12. The kernel driver doesn't seem to do anything with the SCR value
in the MPEG_PACKET_LIST structure.
13. mpegtest waits on all buffers for completion - is this necessary?
Can they complete the wrong wait first?
14. Need the device open to control the volume so can't use mixer app!
15. (v minor) MPEG_PACKET_LIST should point to a LPCVOID, not LPVOID and
the structures themselves should be const.
16. No way to change the clock on a packet basis? We want to switch
time base seamlessly when the 'next' packet enters the decoder,
so the app needs to sync the time change to the packet, not call
it separately.
17. Might be nice to do the overlay mask thing in bands (rather than
allocate the whole thing?). Would be interesting to know what
the hardware interface is on (eg) matrox.
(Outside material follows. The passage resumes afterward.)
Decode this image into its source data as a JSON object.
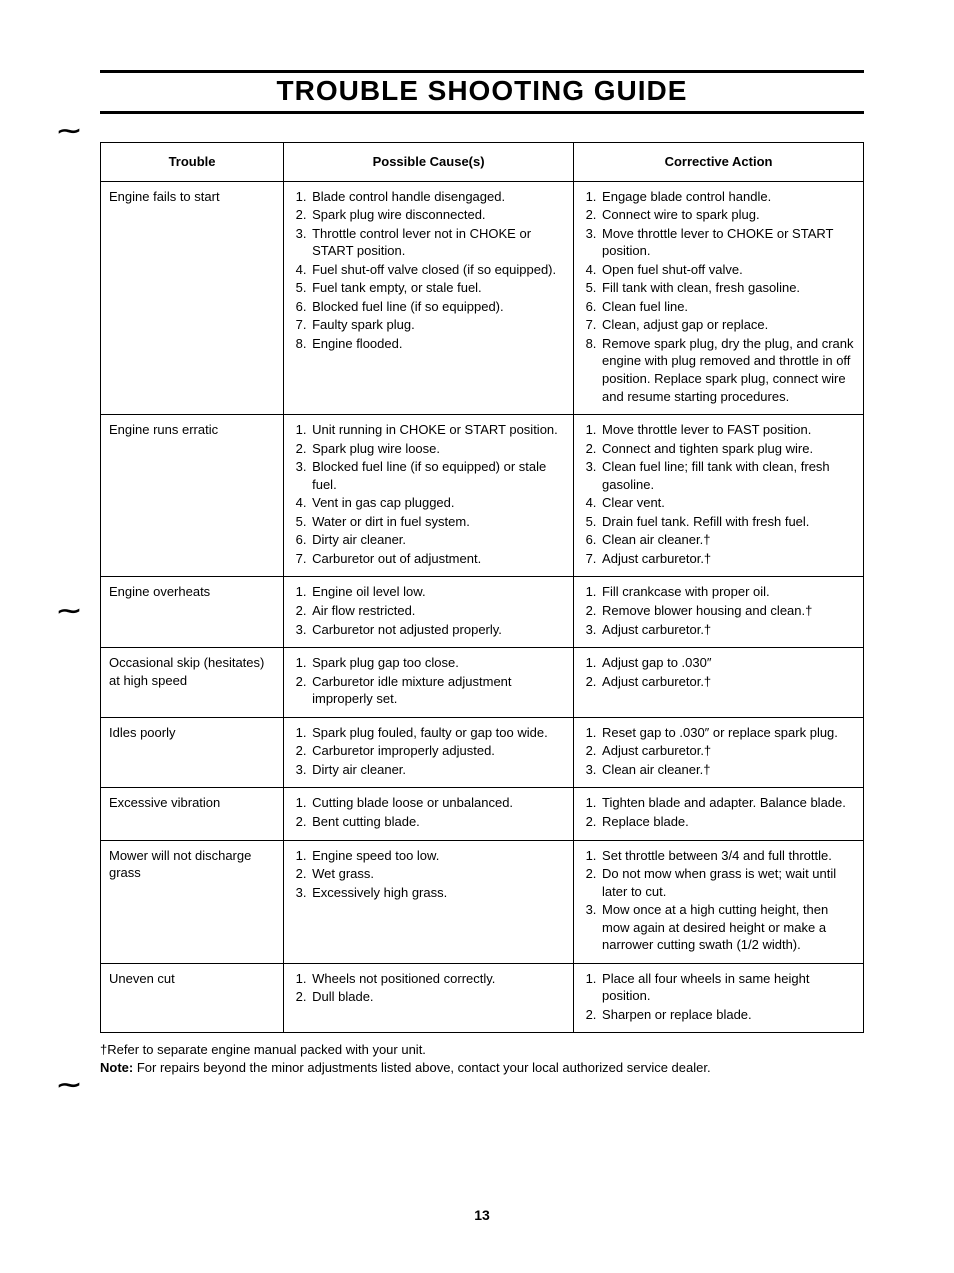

18. What do MpegSetOverlaySource and MpegSetOverlayDestination do
when the coordinates are negative or all outside the screen?
(note that MPEG_OVERLAY_PLACEMENT seems undefined - maybe its
used in the IOCTLs).
Well, MpegSetOverlaySource is not supported (!),
MpegSetOverlayDestination just casts the LONGs to ULONGs - this
is pretty crummy.
19. What do we do if we're asked to display the overlay (by clipping
change) but we can't open the device?
20. To synchronize clocks with a real clock the best thing to do would be to
pass a delta from the system clock to the kernel. This will be taken
care of when we do our own drivers because the kernel driver (filter)
will be passed a marshalled pointer to the ref clock - thus we need
to be sure of having a kernel implementation of ref clocks.
21. The audio on (eg) the marvel2 appears never to set the hardware ref
clock, rather it just works out what the STC is as a delta from
the hardware ref clock. This is going to make it difficult to
synchronize with an external source! In this case we need a caps
field to know this is the case.
22. Why can't the PTS be part of the MPEG_PACKET_LIST structure? After
all the Scr is already in there. This way we could avoid passing
the packet headers which just confuse downstream guys.